According to curator Kostyantyn Doroshenko, the art project invites viewers to rethink the recovery of an industrially exploited landscape where nature and industry exist in a constant state of conflict. Recovery here is not a return to a “normal” state, but a process of reconciliation — a concept rooted in the Ukrainian words for “consent” and “dignity”.

The curator speaks of dignity present in nature, in labour, and in architecture that respects boundaries and demonstrates care and attentiveness. At the same time, the notion of a “crooked landscape” serves as a reminder that nature does not contain perfect forms or harmonious combinations, nor a universal visual balance. Every landscape is, in one way or another, crooked — shaped by an unpredictable number of factors that render architectural, engineering and economic calculations ultimately powerless.

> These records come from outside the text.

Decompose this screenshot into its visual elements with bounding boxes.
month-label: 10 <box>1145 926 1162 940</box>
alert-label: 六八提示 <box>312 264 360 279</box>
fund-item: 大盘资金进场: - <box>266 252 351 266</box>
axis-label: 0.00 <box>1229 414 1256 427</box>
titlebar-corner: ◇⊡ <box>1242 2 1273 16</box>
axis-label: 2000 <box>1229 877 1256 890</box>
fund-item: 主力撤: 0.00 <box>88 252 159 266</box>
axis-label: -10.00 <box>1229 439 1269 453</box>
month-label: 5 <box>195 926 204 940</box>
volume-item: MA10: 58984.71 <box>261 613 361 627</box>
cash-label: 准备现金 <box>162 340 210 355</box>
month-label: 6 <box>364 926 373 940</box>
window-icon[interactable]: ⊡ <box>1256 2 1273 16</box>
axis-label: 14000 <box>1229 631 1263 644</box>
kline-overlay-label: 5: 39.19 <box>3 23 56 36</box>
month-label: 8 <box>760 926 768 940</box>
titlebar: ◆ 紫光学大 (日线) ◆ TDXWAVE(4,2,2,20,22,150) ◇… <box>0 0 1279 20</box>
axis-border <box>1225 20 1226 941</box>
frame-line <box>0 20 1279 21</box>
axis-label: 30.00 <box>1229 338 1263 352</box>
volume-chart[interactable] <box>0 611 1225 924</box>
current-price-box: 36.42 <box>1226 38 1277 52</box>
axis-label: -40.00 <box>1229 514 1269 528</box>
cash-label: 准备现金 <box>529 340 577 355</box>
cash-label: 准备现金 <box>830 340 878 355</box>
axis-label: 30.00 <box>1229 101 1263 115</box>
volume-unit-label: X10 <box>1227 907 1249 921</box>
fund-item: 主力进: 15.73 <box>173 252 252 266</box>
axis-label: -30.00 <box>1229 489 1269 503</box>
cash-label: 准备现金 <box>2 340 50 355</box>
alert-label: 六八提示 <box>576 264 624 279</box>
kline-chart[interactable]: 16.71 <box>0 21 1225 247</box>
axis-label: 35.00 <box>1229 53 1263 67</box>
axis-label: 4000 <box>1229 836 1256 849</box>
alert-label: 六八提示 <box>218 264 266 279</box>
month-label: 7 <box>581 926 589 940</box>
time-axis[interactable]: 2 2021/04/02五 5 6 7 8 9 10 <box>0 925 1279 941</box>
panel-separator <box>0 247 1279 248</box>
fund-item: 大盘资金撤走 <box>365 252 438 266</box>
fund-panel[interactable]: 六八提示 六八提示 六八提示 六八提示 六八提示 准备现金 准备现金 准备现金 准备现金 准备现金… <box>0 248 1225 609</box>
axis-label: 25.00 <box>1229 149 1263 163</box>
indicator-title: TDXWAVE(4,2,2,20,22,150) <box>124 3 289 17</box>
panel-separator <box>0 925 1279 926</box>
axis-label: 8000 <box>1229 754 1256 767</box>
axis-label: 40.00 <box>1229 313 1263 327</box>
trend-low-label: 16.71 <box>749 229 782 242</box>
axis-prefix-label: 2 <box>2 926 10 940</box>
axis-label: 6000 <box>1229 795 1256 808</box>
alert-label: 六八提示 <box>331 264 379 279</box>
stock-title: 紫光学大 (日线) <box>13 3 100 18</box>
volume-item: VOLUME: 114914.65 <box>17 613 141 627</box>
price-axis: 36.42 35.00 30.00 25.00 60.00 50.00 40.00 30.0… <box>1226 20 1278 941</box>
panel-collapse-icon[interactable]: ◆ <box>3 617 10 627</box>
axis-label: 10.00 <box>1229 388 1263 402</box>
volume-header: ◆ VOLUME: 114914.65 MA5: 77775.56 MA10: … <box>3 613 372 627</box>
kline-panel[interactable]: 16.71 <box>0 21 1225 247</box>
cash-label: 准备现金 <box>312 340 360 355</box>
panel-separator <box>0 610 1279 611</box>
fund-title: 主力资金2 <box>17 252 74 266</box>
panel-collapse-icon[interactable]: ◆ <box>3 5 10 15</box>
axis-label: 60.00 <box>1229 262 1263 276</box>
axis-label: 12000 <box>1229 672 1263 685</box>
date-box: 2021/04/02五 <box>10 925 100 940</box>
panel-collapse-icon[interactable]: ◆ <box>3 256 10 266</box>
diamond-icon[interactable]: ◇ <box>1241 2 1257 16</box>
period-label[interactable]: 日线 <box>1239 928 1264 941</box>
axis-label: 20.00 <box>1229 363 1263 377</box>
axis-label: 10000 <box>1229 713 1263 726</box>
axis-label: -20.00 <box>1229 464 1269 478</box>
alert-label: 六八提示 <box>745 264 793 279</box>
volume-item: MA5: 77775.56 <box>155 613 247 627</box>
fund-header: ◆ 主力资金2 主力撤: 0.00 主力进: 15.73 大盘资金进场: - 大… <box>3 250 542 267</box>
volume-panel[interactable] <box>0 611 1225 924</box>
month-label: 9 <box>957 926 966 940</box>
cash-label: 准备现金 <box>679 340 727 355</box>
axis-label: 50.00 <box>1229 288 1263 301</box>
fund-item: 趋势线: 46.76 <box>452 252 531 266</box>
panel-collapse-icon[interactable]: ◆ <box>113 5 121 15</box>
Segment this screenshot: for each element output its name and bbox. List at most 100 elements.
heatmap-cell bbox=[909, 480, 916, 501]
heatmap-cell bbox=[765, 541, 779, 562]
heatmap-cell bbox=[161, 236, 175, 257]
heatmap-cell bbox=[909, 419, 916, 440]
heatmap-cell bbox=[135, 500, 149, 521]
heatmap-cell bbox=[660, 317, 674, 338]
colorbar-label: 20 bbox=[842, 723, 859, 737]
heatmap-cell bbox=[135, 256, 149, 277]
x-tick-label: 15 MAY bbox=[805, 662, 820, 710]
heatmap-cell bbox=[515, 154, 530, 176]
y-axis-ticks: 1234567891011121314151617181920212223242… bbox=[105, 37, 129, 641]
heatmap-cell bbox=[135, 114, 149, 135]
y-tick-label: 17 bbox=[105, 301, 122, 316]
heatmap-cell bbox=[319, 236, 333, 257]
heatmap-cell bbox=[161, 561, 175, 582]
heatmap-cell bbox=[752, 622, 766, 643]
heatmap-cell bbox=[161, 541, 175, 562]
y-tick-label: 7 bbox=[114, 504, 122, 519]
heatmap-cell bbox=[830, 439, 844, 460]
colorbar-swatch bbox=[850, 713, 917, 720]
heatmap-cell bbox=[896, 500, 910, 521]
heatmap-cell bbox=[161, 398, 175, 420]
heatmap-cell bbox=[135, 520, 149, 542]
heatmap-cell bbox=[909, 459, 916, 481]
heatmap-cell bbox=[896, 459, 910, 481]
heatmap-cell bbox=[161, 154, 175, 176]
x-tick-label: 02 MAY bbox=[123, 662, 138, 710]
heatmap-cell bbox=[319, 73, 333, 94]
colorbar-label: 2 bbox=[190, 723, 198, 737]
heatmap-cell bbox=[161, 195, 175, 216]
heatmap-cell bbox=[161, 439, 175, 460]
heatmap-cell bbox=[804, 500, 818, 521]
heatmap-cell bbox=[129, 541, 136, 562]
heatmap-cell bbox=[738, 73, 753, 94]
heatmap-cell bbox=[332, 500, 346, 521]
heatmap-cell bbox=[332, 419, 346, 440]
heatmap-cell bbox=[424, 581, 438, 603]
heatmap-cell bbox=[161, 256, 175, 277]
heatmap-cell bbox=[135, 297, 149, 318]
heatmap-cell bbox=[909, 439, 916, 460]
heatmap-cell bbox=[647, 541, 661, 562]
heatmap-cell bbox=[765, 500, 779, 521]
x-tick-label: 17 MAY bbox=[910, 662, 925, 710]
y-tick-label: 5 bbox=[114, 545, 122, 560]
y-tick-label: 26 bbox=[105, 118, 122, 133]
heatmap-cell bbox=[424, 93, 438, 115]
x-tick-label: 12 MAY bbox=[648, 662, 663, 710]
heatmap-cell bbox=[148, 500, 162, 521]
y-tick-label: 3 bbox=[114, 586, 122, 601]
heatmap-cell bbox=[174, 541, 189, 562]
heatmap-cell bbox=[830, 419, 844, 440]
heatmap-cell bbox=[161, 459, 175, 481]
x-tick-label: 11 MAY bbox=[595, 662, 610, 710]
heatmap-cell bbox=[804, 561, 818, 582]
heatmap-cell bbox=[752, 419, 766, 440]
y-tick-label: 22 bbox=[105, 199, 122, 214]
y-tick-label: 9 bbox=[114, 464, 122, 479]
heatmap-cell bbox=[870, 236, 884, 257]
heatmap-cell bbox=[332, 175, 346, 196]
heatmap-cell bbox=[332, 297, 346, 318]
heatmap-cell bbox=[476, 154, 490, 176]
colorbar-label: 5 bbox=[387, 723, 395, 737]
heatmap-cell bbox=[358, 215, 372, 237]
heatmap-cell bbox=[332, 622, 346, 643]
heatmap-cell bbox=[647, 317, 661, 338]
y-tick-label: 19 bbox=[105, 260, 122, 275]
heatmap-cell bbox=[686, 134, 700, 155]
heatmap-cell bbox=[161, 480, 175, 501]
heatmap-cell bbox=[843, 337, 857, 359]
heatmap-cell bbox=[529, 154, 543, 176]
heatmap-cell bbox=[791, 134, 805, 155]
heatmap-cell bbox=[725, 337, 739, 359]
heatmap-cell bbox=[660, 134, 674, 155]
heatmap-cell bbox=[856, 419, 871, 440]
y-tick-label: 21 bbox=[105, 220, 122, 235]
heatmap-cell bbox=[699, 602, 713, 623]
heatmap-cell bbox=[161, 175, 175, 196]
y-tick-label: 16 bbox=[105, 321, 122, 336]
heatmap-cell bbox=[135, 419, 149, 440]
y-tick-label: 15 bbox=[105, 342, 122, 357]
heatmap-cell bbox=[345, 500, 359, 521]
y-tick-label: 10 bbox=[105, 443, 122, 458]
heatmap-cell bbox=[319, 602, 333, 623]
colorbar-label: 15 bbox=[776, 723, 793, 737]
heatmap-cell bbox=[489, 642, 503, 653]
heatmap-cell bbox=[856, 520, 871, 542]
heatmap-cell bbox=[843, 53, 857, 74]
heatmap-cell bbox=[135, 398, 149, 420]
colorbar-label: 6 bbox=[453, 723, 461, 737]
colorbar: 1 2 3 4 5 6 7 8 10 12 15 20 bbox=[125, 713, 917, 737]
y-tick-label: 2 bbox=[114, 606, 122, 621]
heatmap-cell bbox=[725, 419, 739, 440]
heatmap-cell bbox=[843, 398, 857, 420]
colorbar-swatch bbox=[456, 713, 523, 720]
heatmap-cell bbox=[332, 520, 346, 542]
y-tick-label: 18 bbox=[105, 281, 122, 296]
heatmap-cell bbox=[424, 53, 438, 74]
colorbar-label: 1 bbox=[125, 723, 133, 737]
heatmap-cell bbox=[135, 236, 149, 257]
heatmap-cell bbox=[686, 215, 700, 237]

The exhibition will feature works by Artem Humilevskyy, Kseniya Kostyanets and Tamara Safarova, presented in the formats of installation and video. The exhibition space is located at Kvitka Café, 10 Sicheslavska Street.

About Artem Humilevskyy:

– Ukrainian artist;

– explores identity, history and human resilience;

– works with conceptual photography;

– winner of the Global Peace Photo Award (Austria, 2022), Rovinj Photodays Award (Croatia, 2025), and Kolga Tbilisi Photodays Award (Georgia, 2025).

About Kseniya Kostyanets:

– Ukrainian poet and visual artist;

– works with collage, installation and video art;

– explores interactions between the city and nature through tactile materials such as stone, fabric offcuts, wires and threads.

About Tamara Safarova:

– Ukrainian artist;

– works across painting, graphic art, comics, photography, digital art and performance;

– explores how individual pain becomes collective memory and transforms into action.

The Territories of Culture project is implemented in partnership with Persha Pryvatna Brovarnia and is dedicated to exploring the history and transformation of Ukrainian cultural identity.